After the Ice Age: The Return of Life to Glaciated North America by Pielou E. C

After the Ice Age: The Return of Life to Glaciated North America by Pielou E. C

Author:Pielou, E. C.
Language: eng
Format: epub
Publisher: The University of Chicago Press


One of the big readvances of the ice in the Great Lakes region happened around 13k B.P., during what is known as the Port Huron stade.15 (A stade is a cold spell within a glaciation; the relatively mild spell between two stades is an interstade.) To call the period a stade is to imply that the readvance was due to climatic cooling. Other evidence, however, suggests a surge of ice. The surge split into four lobes that flowed into the almost ice-free basins of Lakes Superior, Michigan, Huron, and Erie-Ontario, respectively, while ice to east and west of the lobes continued its retreat. This certainly suggests surging, as does the lobes’ speed of flow. They advanced at about two kilometers per year, which is very fast compared with the rate of advance of the margin of a growing ice sheet.

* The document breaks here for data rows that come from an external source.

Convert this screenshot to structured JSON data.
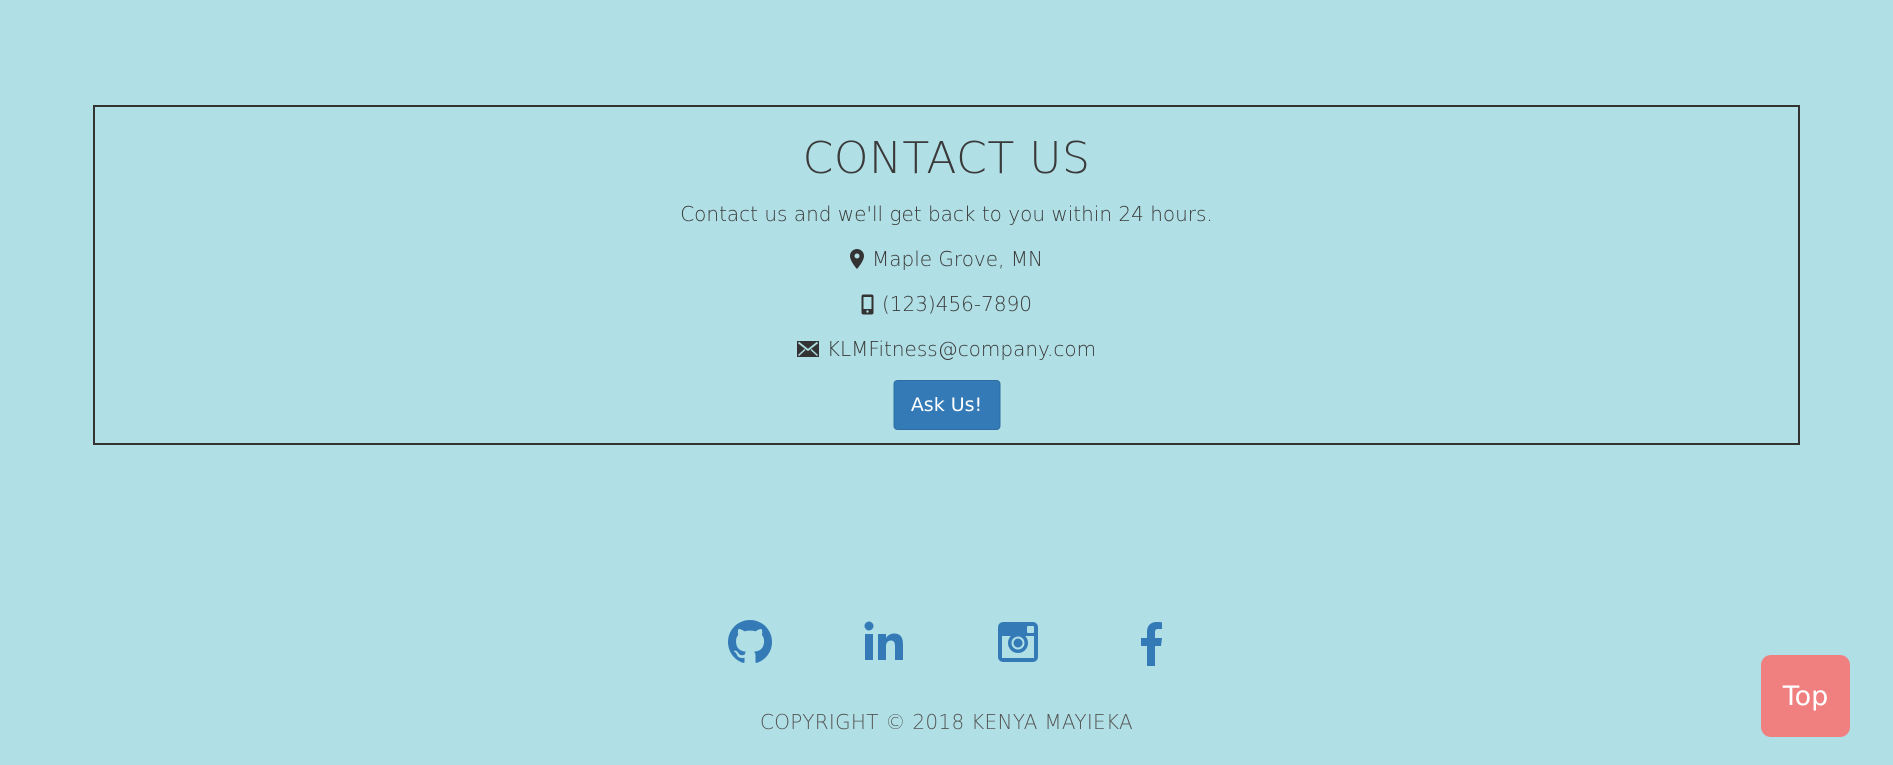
{
  "contact": {
    "title": "CONTACT US",
    "subtitle": "Contact us and we'll get back to you within 24 hours.",
    "location": "Maple Grove, MN",
    "phone": "(123)456-7890",
    "email": "KLMFitness@company.com",
    "button_label": "Ask Us!"
  },
  "social": {
    "icons": [
      "github-icon",
      "linkedin-icon",
      "instagram-icon",
      "facebook-icon"
    ],
    "icon_color": "#337ab7"
  },
  "footer": {
    "copyright": "COPYRIGHT © 2018 KENYA MAYIEKA"
  },
  "top_button": {
    "label": "Top",
    "color": "#f08080"
  },
  "colors": {
    "background": "#b0dfe5",
    "text": "#333333",
    "primary_button": "#337ab7"
  }
}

The absence of paleoecological evidence for climatic cooling does not necessarily mean there was no cooling, since ecological inertia could have damped the vegetation’s response. Even so, it makes the surge theory that much more likely. Where the surging ice advanced over forested land, it must have crushed the full-grown forest ahead of it. And when the surging stopped, and the ice cliffs melted back, it would have been forest, rather than tundra, that repossessed the land.